When Bryan Vega takes the straight road through the Holtville carrot farms to see his doctor across the border in Mexicali, he makes a day of it.
“What were you doing in Mexico?” the U.S. Border Patrol agent asked him on the way back.
A check up, a meal, a haircut, a walk on the streets his family has long crisscrossed, a pitstop in the Catedral de Nuestra Señora de Guadalupe to pray, another meal.
It’s what he would do with his mom, or his dad or his grandmother. Today he takes his little brother Alexis, and he knows he is sharing a tradition – but he also knows it’s a necessity. In Baja California’s capital city, he can get the care he needs.
When Vega’s lung collapsed the first time, he was in Los Angeles, far from his family home. He got COVID, then pneumonia, then it collapsed.
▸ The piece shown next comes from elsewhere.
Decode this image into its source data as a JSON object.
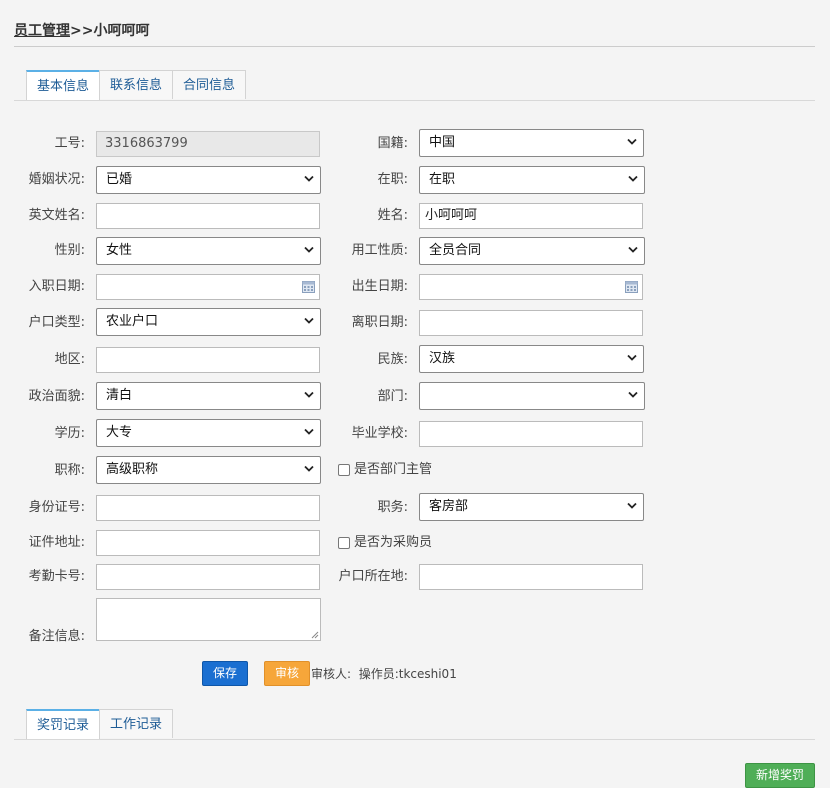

L.A. doctors reinflated it, and when he arrived home to Imperial Valley for a visit, it collapsed again. This time doctors in Mexicali reinflated it.
And then they ran more tests.
Doctors said Imperial Valley air was largely to blame for his 24-year-old lung folding under pressure — twice.
Respiratory illnesses are nothing new in the valley.
It has the state’s highest rates of children ending up in the emergency room to manage their asthma, a sign of poor asthma control in a population. For decades the region has earned a failing grade for air quality from the American Lung Association.